Gong Tau: An Oriental Black Magic [降頭] (2007)
AKA Voodoo

Starring Mark Cheng Ho-Nam, Maggie Siu Mei-Kei, Lam Suet, Kenny Wong Tak-Ban, Teng Tzu-Hsuan, Kris Gu Yu, Hui Siu-Hung, Jay Lau Gam-Ling, Kam Loi-Kwan, Fung Hak-On

Directed by Herman Yau

Expectations: Moderate. I love the black magic, and curious to see how a modern, CG-era film can bring the elements together.


Oh boy, did I have high hopes for this one. I may not have expected a whole lot, but I held onto the hope that a 2007 film could push the boundaries much further than an ’80s Shaw Brothers film could, and while that definitely could be the case overall, it is definitely not the case with Gong Tau. This is unfortunate because all the basic pieces of the black magic movie are in place, but instead of compiling them and assaulting the audience with wild, magical antics, Gong Tau instead chooses to try for a more realistic approach. While this might sound like it could take the black magic film into new and interesting territories, it just obscures the awesome of the magic and surrounds it with a whole lot of boring.

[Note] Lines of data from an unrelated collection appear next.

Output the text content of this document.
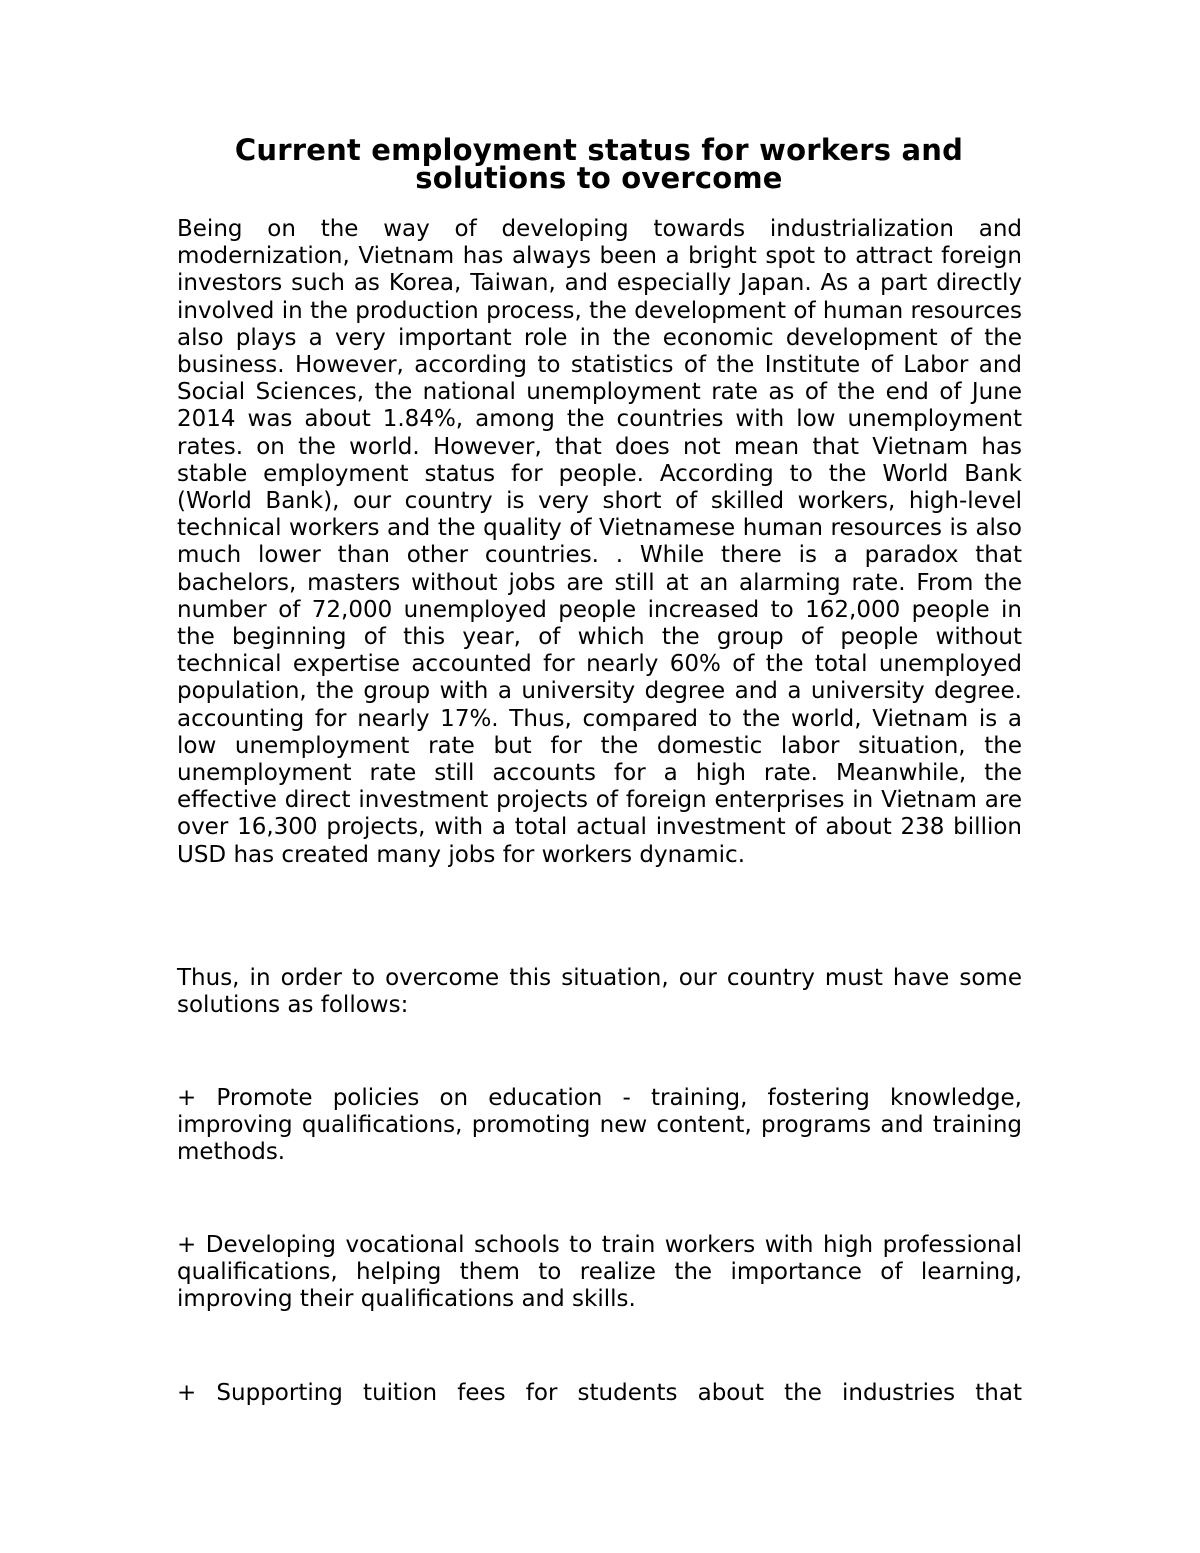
Current employment status for workers and solutions to overcome

Being on the way of developing towards industrialization and modernization, Vietnam has always been a bright spot to attract foreign investors such as Korea, Taiwan, and especially Japan. As a part directly involved in the production process, the development of human resources also plays a very important role in the economic development of the business. However, according to statistics of the Institute of Labor and Social Sciences, the national unemployment rate as of the end of June 2014 was about 1.84%, among the countries with low unemployment rates. on the world. However, that does not mean that Vietnam has stable employment status for people. According to the World Bank (World Bank), our country is very short of skilled workers, high-level technical workers and the quality of Vietnamese human resources is also much lower than other countries. . While there is a paradox that bachelors, masters without jobs are still at an alarming rate. From the number of 72,000 unemployed people increased to 162,000 people in the beginning of this year, of which the group of people without technical expertise accounted for nearly 60% of the total unemployed population, the group with a university degree and a university degree. accounting for nearly 17%. Thus, compared to the world, Vietnam is a low unemployment rate but for the domestic labor situation, the unemployment rate still accounts for a high rate. Meanwhile, the effective direct investment projects of foreign enterprises in Vietnam are over 16,300 projects, with a total actual investment of about 238 billion USD has created many jobs for workers dynamic.

Thus, in order to overcome this situation, our country must have some solutions as follows:

+ Promote policies on education - training, fostering knowledge, improving qualifications, promoting new content, programs and training methods.

+ Developing vocational schools to train workers with high professional qualifications, helping them to realize the importance of learning, improving their qualifications and skills.

+ Supporting tuition fees for students about the industries that
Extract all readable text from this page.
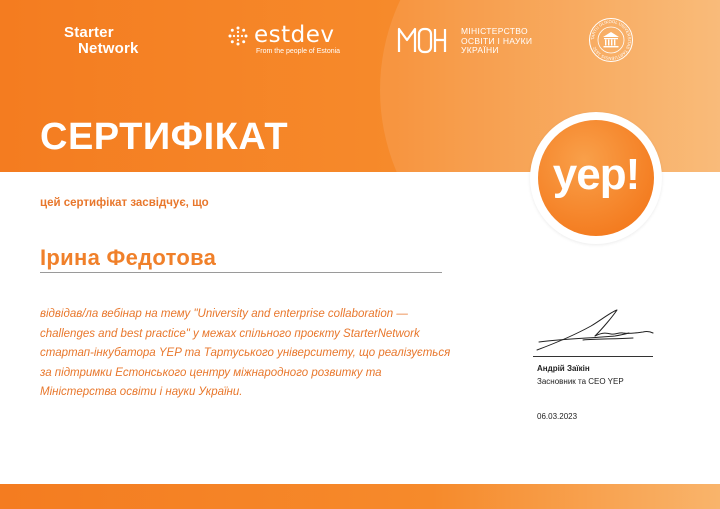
Starter
Network
estdev
From the people of Estonia
МІНІСТЕРСТВО
ОСВІТИ І НАУКИ
УКРАЇНИ
TARTU ÜLIKOOL UNIVERSITAS TARTUENSIS 1632
СЕРТИФІКАТ
yep!
цей сертифікат засвідчує, що
Ірина Федотова
відвідав/ла вебінар на тему "University and enterprise collaboration — challenges and best practice" у межах спільного проєкту StarterNetwork стартап-інкубатора YEP та Тартуського університету, що реалізується за підтримки Естонського центру міжнародного розвитку та Міністерства освіти і науки України.
Андрій Заїкін
Засновник та CEO YEP
06.03.2023
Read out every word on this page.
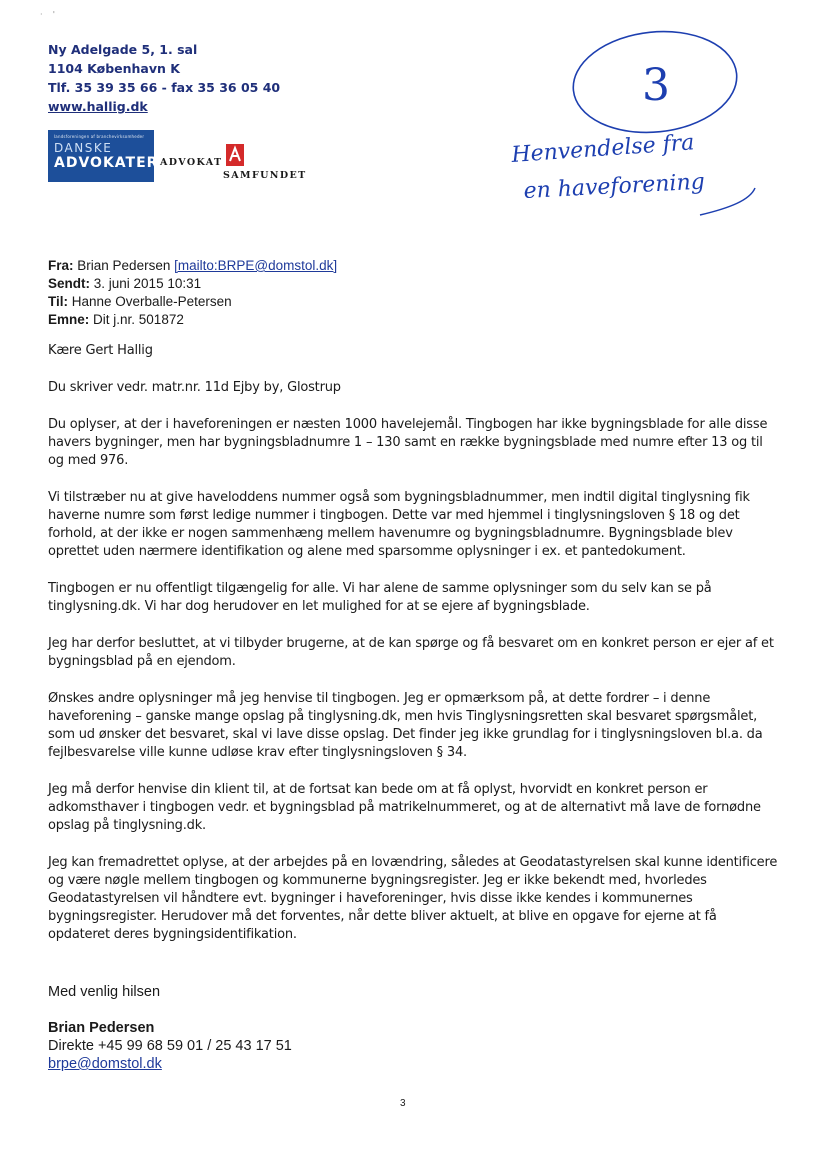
·    '
Ny Adelgade 5, 1. sal
1104 København K
Tlf. 35 39 35 66 - fax 35 36 05 40
www.hallig.dk
landsforeningen af branchevirksomheder
DANSKE
ADVOKATER ADVOKAT
SAMFUNDET
3
Henvendelse fra
en haveforening
Fra: Brian Pedersen [mailto:BRPE@domstol.dk]
Sendt: 3. juni 2015 10:31
Til: Hanne Overballe-Petersen
Emne: Dit j.nr. 501872

Kære Gert Hallig

Du skriver vedr. matr.nr. 11d Ejby by, Glostrup

Du oplyser, at der i haveforeningen er næsten 1000 havelejemål. Tingbogen har ikke bygningsblade for alle disse havers bygninger, men har bygningsbladnumre 1 – 130 samt en række bygningsblade med numre efter 13 og til og med 976.

Vi tilstræber nu at give haveloddens nummer også som bygningsbladnummer, men indtil digital tinglysning fik haverne numre som først ledige nummer i tingbogen. Dette var med hjemmel i tinglysningsloven § 18 og det forhold, at der ikke er nogen sammenhæng mellem havenumre og bygningsbladnumre. Bygningsblade blev oprettet uden nærmere identifikation og alene med sparsomme oplysninger i ex. et pantedokument.

Tingbogen er nu offentligt tilgængelig for alle. Vi har alene de samme oplysninger som du selv kan se på tinglysning.dk. Vi har dog herudover en let mulighed for at se ejere af bygningsblade.

Jeg har derfor besluttet, at vi tilbyder brugerne, at de kan spørge og få besvaret om en konkret person er ejer af et bygningsblad på en ejendom.

Ønskes andre oplysninger må jeg henvise til tingbogen. Jeg er opmærksom på, at dette fordrer – i denne haveforening – ganske mange opslag på tinglysning.dk, men hvis Tinglysningsretten skal besvaret spørgsmålet, som ud ønsker det besvaret, skal vi lave disse opslag. Det finder jeg ikke grundlag for i tinglysningsloven bl.a. da fejlbesvarelse ville kunne udløse krav efter tinglysningsloven § 34.

Jeg må derfor henvise din klient til, at de fortsat kan bede om at få oplyst, hvorvidt en konkret person er adkomsthaver i tingbogen vedr. et bygningsblad på matrikelnummeret, og at de alternativt må lave de fornødne opslag på tinglysning.dk.

Jeg kan fremadrettet oplyse, at der arbejdes på en lovændring, således at Geodatastyrelsen skal kunne identificere og være nøgle mellem tingbogen og kommunerne bygningsregister. Jeg er ikke bekendt med, hvorledes Geodatastyrelsen vil håndtere evt. bygninger i haveforeninger, hvis disse ikke kendes i kommunernes bygningsregister. Herudover må det forventes, når dette bliver aktuelt, at blive en opgave for ejerne at få opdateret deres bygningsidentifikation.

Med venlig hilsen
Brian Pedersen
Direkte +45 99 68 59 01 / 25 43 17 51
brpe@domstol.dk
3
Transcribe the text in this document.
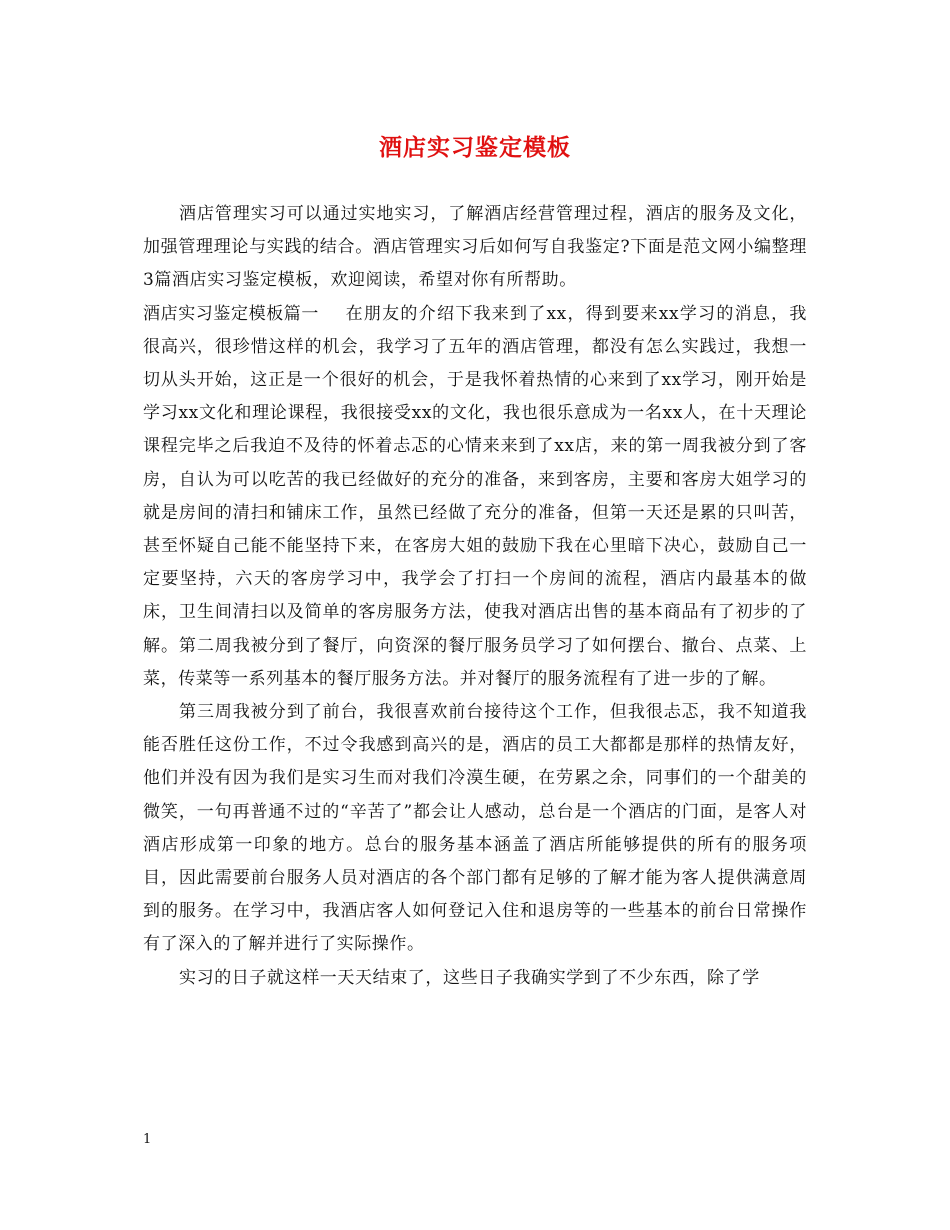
酒店实习鉴定模板

酒店管理实习可以通过实地实习，了解酒店经营管理过程，酒店的服务及文化，加强管理理论与实践的结合。酒店管理实习后如何写自我鉴定?下面是范文网小编整理3篇酒店实习鉴定模板，欢迎阅读，希望对你有所帮助。

酒店实习鉴定模板篇一 在朋友的介绍下我来到了xx，得到要来xx学习的消息，我很高兴，很珍惜这样的机会，我学习了五年的酒店管理，都没有怎么实践过，我想一切从头开始，这正是一个很好的机会，于是我怀着热情的心来到了xx学习，刚开始是学习xx文化和理论课程，我很接受xx的文化，我也很乐意成为一名xx人，在十天理论课程完毕之后我迫不及待的怀着忐忑的心情来来到了xx店，来的第一周我被分到了客房，自认为可以吃苦的我已经做好的充分的准备，来到客房，主要和客房大姐学习的就是房间的清扫和铺床工作，虽然已经做了充分的准备，但第一天还是累的只叫苦，甚至怀疑自己能不能坚持下来，在客房大姐的鼓励下我在心里暗下决心，鼓励自己一定要坚持，六天的客房学习中，我学会了打扫一个房间的流程，酒店内最基本的做床，卫生间清扫以及简单的客房服务方法，使我对酒店出售的基本商品有了初步的了解。第二周我被分到了餐厅，向资深的餐厅服务员学习了如何摆台、撤台、点菜、上菜，传菜等一系列基本的餐厅服务方法。并对餐厅的服务流程有了进一步的了解。

第三周我被分到了前台，我很喜欢前台接待这个工作，但我很忐忑，我不知道我能否胜任这份工作，不过令我感到高兴的是，酒店的员工大都都是那样的热情友好，他们并没有因为我们是实习生而对我们冷漠生硬，在劳累之余，同事们的一个甜美的微笑，一句再普通不过的“辛苦了”都会让人感动，总台是一个酒店的门面，是客人对酒店形成第一印象的地方。总台的服务基本涵盖了酒店所能够提供的所有的服务项目，因此需要前台服务人员对酒店的各个部门都有足够的了解才能为客人提供满意周到的服务。在学习中，我酒店客人如何登记入住和退房等的一些基本的前台日常操作有了深入的了解并进行了实际操作。

实习的日子就这样一天天结束了，这些日子我确实学到了不少东西，除了学

1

Gong Tau‘s story is remarkably similar to Bewitched, probably my favorite Asian horror film from what I’ve seen so far. A policeman travels to Thailand and has an affair, and when he has to return to Hong Kong, he promises that he will return. He doesn’t, and it sends his life into a spiral thanks to the girl’s connections in the black magic world. Kinda. This is one of the stories being told in Gong Tau, and it is ultimately the most important one, but before you get to it you have to wade through a bunch of meandering stuff that is of varying importance. Where the Shaw films presented the setup for why the magic is being laid on its victims up front and at the beginning of the tale, Gong Tau tries to layer it throughout and make it something of a mystery as to who is doing these things to the policeman’s family. While this may work for a first time viewer of a Chinese black magic film, I knew what was going on the whole time, so their obscure storytelling and pointless wondering led me to somewhere a black magic film should never venture: the land of boredom.